What to do if your school experiences a ransomware attack

What to do if your school experiences a ransomware attack

You’re sitting in your office responding to an email when suddenly your computer screen goes black, and an ominous message appears on your screen.

Warning: All of your files have been encrypted. Unless you transfer the following sum using Bitcoin to the bank account provided within 2 hours, you will permanently lose your files. The demanded sum will double every hour from the expiration of the deadline.

An icy chill runs down your spine. You’re in shock.

How did this happen? You thought your school’s firewall was formidable. You thought your IT team was always on the ball. You thought your school was prepared for this kind of thing.

“Where am I going to find this kind of money?” you wonder as your shock gives way to panic. “What do I tell my school community?”

Not knowing what else to do, you run out of the office and make a beeline for your I.T team, but you bump into them on the way. You look around. The monitor of every computer in the school is displaying the same threatening message.

The above scenario is terrifying, but not uncommon.

This week, a global survey revealed that schools are among the prime targets for ransomware attackers due to their lack of strong cybersecurity defences and the goldmine of personal data they hold – a finding that has some alarming implications for principals across Australia.

The survey, by global cybersecurity company Sophos, found that schools are prime targets for ransomware attacks, with 60% of both higher and lower education providers suffering attacks in 2021 compared to 44% in 2020.

Education institutions faced the highest data encryption rate (73%) compared to other sectors (65%), and the longest recovery time, with 7% taking at least three months to recover – almost double the average time for other sectors (4%).

“School leaders must ensure IT teams, students and teachers are prepared to face the growing threat of ransomware,” Aaron Bugal, Sophos’ Global Solutions Engineer APJ, told The Educator.

“Cybersecurity budget constraints coupled with a shortage of skilled cyber security operators exposes a significant risk in mitigating threats from highly skilled, funded and aggressive cyber criminals.”

Bugal said staying ahead of cyber criminals is integral to maintaining a performant educational ecosystem. 

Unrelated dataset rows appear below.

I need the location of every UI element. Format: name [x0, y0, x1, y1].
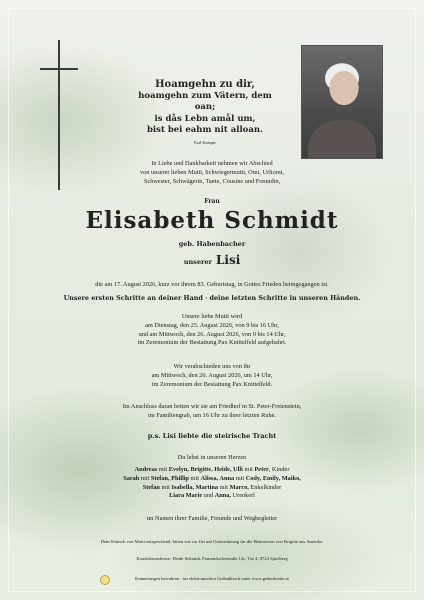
family-name: Alissa, Anna [200, 474, 235, 482]
cross-icon-bar [40, 68, 78, 70]
family-list [0, 466, 424, 501]
family-row [0, 492, 424, 501]
poem-title: Hoamgehn zu dir, [155, 79, 255, 90]
family-connector: mit [139, 474, 151, 482]
viewing-line: am Dienstag, den 25. August 2026, von 9 bis 16 Uhr, [145, 321, 279, 329]
poem-line: bist bei eahm nit alloan. [146, 125, 263, 135]
nickname-prefix: unserer [183, 258, 212, 266]
family-connector: und [202, 492, 215, 500]
family-row [0, 475, 424, 484]
family-role: Enkelkinder [248, 483, 282, 491]
nickname-row [0, 251, 424, 269]
family-role: Urenkerl [230, 492, 255, 500]
death-announcement: die am 17. August 2026, kurz vor ihrem 83. Geburtstag, in Gottes Frieden heimgegangen ist. [95, 281, 329, 288]
family-name: Isabella, Martina [171, 483, 219, 491]
poem-line: hoamgehn zum Vätern, dem oan; [138, 90, 272, 112]
family-name: Sarah [123, 474, 140, 482]
burial-line: Im Anschluss daran betten wir sie am Friedhof in St. Peter-Freienstein, [122, 403, 302, 410]
family-role: , Kinder [268, 466, 290, 473]
portrait-shoulders [308, 120, 376, 158]
family-name: Liara Marie [169, 492, 203, 500]
postscript: p.s. Lisi liebte die steirische Tracht [147, 432, 277, 440]
family-name: Stefan [142, 483, 160, 491]
viewing-info [0, 313, 424, 348]
farewell-line: im Zeremonium der Bestattung Pax Knittelfeld. [151, 380, 273, 388]
viewing-line: Unsere liebe Mutti wird [181, 313, 243, 320]
family-row [0, 484, 424, 493]
poem-line: is dås Lebn amål um, [154, 113, 256, 124]
nickname: Lisi [215, 253, 241, 267]
family-name: Andreas [134, 466, 158, 473]
maiden-name: geb. Habenbacher [178, 240, 246, 248]
family-connector: mit [218, 483, 230, 491]
viewing-line: und am Mittwoch, den 26. August 2026, von 9 bis 14 Uhr, [138, 330, 286, 338]
motto: Unsere ersten Schritte an deiner Hand · deine letzten Schritte in unseren Händen. [63, 294, 361, 302]
intro-line: In Liebe und Dankbarkeit nehmen wir Abschied [151, 160, 273, 167]
family-row [0, 466, 424, 475]
poem [130, 79, 280, 148]
intro-line: Schwester, Schwägerin, Tante, Cousine und Freundin, [143, 177, 281, 185]
poem-author: Karl Stomper [194, 139, 216, 145]
title-frau: Frau [204, 198, 220, 205]
viewing-line: im Zeremonium der Bestattung Pax Knittelfeld aufgebahrt. [137, 339, 287, 347]
signoff: im Namen ihrer Familie, Freunde und Wegbegleiter [146, 515, 278, 522]
family-connector: mit [157, 466, 169, 473]
burial-line: im Familiengrab, um 16 Uhr zu ihrer letzten Ruhe. [147, 411, 276, 419]
deceased-name: Elisabeth Schmidt [85, 207, 339, 234]
condolence-address: Kondolenzadresse: Heide Schmidt, Pausendorferstraße 12c, Tür 4, 8724 Spielberg [136, 556, 288, 561]
family-connector: mit [159, 483, 172, 491]
portrait-photo [301, 45, 383, 159]
intro-line: von unserer lieben Mutti, Schwiegermutti, Omi, Urliomi, [139, 168, 285, 176]
farewell-line: am Mittwoch, den 26. August 2026, um 14 Uhr, [151, 371, 273, 379]
farewell-info [0, 363, 424, 389]
family-name: Cody, Emily, Maiko, [245, 474, 301, 482]
family-connector: mit [188, 474, 201, 482]
family-name: Stefan, Phillip [150, 474, 189, 482]
family-connector: mit [242, 466, 255, 473]
intro-text [0, 160, 424, 186]
burial-info [0, 403, 424, 421]
family-name: Anna, [214, 492, 231, 500]
memorial-link[interactable]: Erinnerungen bewahren - im elektronischen Gedenkbuch unter www.gedenkseite.at [135, 576, 289, 581]
farewell-line: Wir verabschieden uns von ihr [173, 363, 251, 370]
hearts-line: Du lebst in unseren Herzen [177, 454, 247, 461]
family-name: Peter [254, 466, 269, 473]
family-name: Evelyn, Brigitte, Heide, Ulli [168, 466, 243, 473]
family-name: Marco, [229, 483, 249, 491]
family-connector: mit [234, 474, 246, 482]
donation-note: Dem Wunsch von Mutti entsprechend, bitten wir vor Ort um Unterstützung für die Heimreisen von Brigitte aus Amerika. [100, 539, 324, 544]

“Schools must focus on both cybersecurity education and implement the right processes and technical controls to effect a positive security outcome,” he said.

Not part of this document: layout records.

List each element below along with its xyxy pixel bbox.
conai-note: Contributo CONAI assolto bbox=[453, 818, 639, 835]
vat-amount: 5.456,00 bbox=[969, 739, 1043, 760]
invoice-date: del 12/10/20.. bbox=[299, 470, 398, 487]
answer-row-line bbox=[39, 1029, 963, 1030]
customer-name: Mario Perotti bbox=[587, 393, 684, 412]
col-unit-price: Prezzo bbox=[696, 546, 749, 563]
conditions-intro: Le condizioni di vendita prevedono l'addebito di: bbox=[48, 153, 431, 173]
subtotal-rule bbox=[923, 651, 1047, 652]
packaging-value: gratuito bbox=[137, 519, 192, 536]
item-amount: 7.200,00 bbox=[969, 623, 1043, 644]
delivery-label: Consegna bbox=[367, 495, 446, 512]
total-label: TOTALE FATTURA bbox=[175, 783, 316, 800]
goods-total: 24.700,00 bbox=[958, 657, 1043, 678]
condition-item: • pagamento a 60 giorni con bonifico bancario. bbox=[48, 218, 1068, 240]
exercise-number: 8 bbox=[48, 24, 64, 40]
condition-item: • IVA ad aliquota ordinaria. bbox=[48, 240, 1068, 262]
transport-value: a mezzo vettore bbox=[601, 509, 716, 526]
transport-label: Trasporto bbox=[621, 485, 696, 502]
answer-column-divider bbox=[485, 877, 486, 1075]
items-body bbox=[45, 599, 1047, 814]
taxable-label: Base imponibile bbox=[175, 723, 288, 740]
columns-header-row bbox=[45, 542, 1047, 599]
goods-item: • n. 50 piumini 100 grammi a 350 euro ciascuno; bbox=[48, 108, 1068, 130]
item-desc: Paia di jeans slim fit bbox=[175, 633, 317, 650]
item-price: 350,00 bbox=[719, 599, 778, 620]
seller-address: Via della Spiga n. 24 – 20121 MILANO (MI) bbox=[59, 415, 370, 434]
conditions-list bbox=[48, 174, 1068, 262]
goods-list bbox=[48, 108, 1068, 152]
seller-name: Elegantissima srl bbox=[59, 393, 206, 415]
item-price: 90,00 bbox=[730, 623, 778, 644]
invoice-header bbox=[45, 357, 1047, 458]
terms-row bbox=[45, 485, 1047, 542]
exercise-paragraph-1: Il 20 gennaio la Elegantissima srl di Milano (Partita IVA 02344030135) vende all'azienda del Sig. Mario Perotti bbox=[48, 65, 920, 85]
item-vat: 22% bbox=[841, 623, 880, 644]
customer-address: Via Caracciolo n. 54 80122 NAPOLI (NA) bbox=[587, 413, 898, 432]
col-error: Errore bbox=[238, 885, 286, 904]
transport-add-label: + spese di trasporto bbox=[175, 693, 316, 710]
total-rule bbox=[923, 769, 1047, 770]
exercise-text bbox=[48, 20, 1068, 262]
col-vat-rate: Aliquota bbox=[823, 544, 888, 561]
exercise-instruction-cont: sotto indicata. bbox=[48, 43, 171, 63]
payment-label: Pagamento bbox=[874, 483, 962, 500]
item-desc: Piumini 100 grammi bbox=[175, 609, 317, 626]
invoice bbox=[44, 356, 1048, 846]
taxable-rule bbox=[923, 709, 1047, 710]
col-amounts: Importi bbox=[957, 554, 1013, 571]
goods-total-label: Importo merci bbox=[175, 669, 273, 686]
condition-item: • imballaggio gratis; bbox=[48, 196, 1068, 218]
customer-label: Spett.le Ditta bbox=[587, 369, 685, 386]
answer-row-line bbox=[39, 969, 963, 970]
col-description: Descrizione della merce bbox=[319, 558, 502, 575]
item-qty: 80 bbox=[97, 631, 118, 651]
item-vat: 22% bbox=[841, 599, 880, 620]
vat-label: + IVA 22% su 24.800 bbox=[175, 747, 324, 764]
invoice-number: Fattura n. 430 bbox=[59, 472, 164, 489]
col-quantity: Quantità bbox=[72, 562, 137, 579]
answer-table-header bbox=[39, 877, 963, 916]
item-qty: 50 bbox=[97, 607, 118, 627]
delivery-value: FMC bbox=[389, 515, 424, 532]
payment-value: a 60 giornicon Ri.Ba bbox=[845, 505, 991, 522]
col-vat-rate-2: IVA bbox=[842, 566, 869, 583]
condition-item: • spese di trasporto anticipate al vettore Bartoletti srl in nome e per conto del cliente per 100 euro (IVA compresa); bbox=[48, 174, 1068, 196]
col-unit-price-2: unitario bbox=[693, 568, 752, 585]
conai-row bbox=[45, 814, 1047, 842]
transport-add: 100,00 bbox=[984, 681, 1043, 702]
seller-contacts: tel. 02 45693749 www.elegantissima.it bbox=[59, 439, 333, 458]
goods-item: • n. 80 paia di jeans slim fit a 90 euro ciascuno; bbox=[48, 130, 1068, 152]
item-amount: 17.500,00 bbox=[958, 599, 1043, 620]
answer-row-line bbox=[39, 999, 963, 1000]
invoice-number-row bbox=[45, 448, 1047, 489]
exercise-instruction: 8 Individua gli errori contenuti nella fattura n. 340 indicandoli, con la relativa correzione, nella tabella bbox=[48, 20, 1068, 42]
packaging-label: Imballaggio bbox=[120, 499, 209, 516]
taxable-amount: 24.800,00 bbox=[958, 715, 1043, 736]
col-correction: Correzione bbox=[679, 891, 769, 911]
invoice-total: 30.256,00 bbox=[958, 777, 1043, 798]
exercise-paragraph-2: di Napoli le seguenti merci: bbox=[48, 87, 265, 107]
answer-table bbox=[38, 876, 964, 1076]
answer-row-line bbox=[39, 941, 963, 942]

“Anyone with access to a school’s IT environment, whether staff, students, or parents, are vulnerable to attacks, and so must stay vigilant. As part of their duty of care to the school community, principals should provide training to all users before enabling access to systems.”

Bugal said that by educating the school community on how to identify and avoid cyber threats, schools are less likely to be breached through social engineering techniques employed by hackers.

“Schools must optimize their cybersecurity to protect their community.”

Below, Bugal shares several tips for schools:

  • Ensure high-quality defenses at all points in your environment. Review your security controls and make sure they continue to meet your needs. 
  • Proactively hunt for threats to stop adversaries before they can execute their attack – this can be outsourced to a Managed Threat Response (MTR) specialist who can offer 24/7/365 protection.
  • Harden your environment by searching for and closing down security gaps like unpatched devices and unprotected machines.
  • Prepare for the worst. Know what to do if a cyber incident occurs, who you need to contact, and ensure backups are up-to-date and ready to restore.
  • Many vendors, including Sophos, offer schools special discounted pricing to ensure they can deliver uncompromised cybersecurity and support uninterrupted learning.